Chez Murphy-Malone, we’ve been largely making our own fizzy drinks at home for the last few years using cordials, juices, and bottled fizzy water bought in bulk from the supermarkets. We’d treat ourselves to pre-prepared fizzy drinks every now and then for a bit of novelty/variety, but mainly stuck to the mix-it-yourself solution. The bottled water, though, took up a sizable amount of valuable space in our kitchen and didn’t hold much aesthetic value.

But what bothered me more than the storage issue was the amount of plastic waste we were generating. It’s become less noticable in the last couple of years now the fortnightly green waste collection includes plastics, but it used to be a bigger deal when we had to transport one or more sacks of empty (and crushed) 2L water bottles to the bring centre every month.

SodaStream comissioned a report on the impact of soft drinks on the enviroment which can be found here. It doesn’t actually go into the details of the impact of producing a SodaStream machine, but provided you’re in it for the long haul, I reckon it must balance out relatively quickly.

Cost-wise, if you’re buying cheap fizzy water and paying ~50c a litre, 180L will cost €90. To buy a SodaStream and refill the cylinder twice at Argos prices is €91. For the extra euro, you’ll save yourself schlepping around and recycling 45 plastic 2L bottles.

Note: At the time of writing, Argos are selling the white SodaStream for 1/3 off at a mere €43.32, if you feel like breaking even a bit quicker.

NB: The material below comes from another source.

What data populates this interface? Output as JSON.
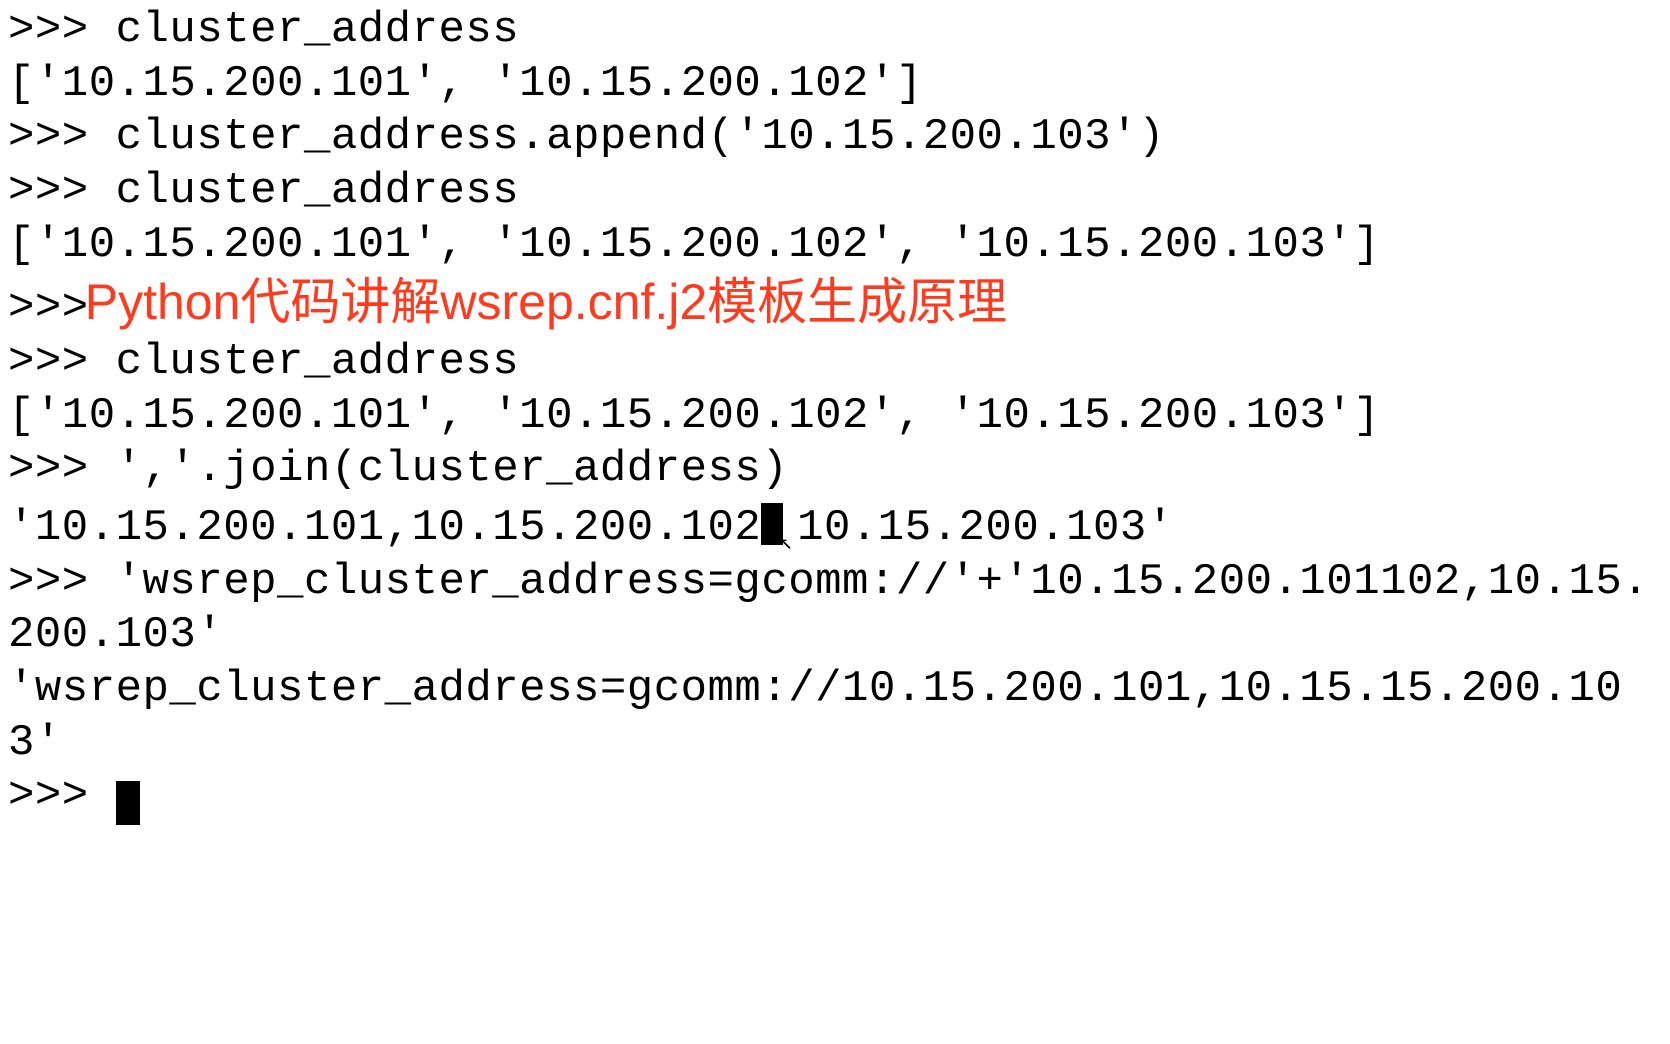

When SodaStream relaunched here a few years back, the only place I could find them was in the Argos catalog, which sold starter kits, but not refills, so once you’d fizzed your first 60L, you were done. I briefly looked into the logistics of exchanging cylinders by post, and contemplated bringing them back as hold luggage from holiday destinations, but it was all a bit messy and awkward so I just wrote it off as a nice but impractical idea. In the latest Argos catalog, though, they included a listing for refills/canister exchanges, so my interest was revived. On checking the store locator on their website, I discovered that there are actually a few stores in Ireland now stocking SodaStreams and doing canister exchanges, so having paid a visit to a couple to make sure their listings weren’t outdated/fictional, I decided to look into swapping pre-fizzed water for the DIY kind.

I picked up a lead test for our water for a tenner on eBay, just to make sure we weren’t going to poison ourselves. That was negative, so when we finished our last bottle of fizzy water I took the plunge and swapped the large chunk of floorspace we’d been using to store bottles of fizzy water for the small patch of countertop space which now homes our shiny white, fizzy water and fart noise making toy.

In principle, a canister provides 60L of fizzy water (fizzed 1L at a time these days instead of 250ml). I’ve not been monitoring the actual volumes we’re getting, but we’re still going strong on the original canister 6 weeks later and no sign of it giving up. When it does expire, there’ll be considerably less hassle involved in transporting the expired canister and shiny new refill than the number of large bottles of sparkling water it would’ve taken to keep us busy in the meantime!

Of course, the real eco-friendly solution would be to stop drinking fizzy water already, and I’m sure I’ll get there eventually, but for now, I’m enjoying my SodaStream and the reduced environmental impact of my fizzy drinks habit.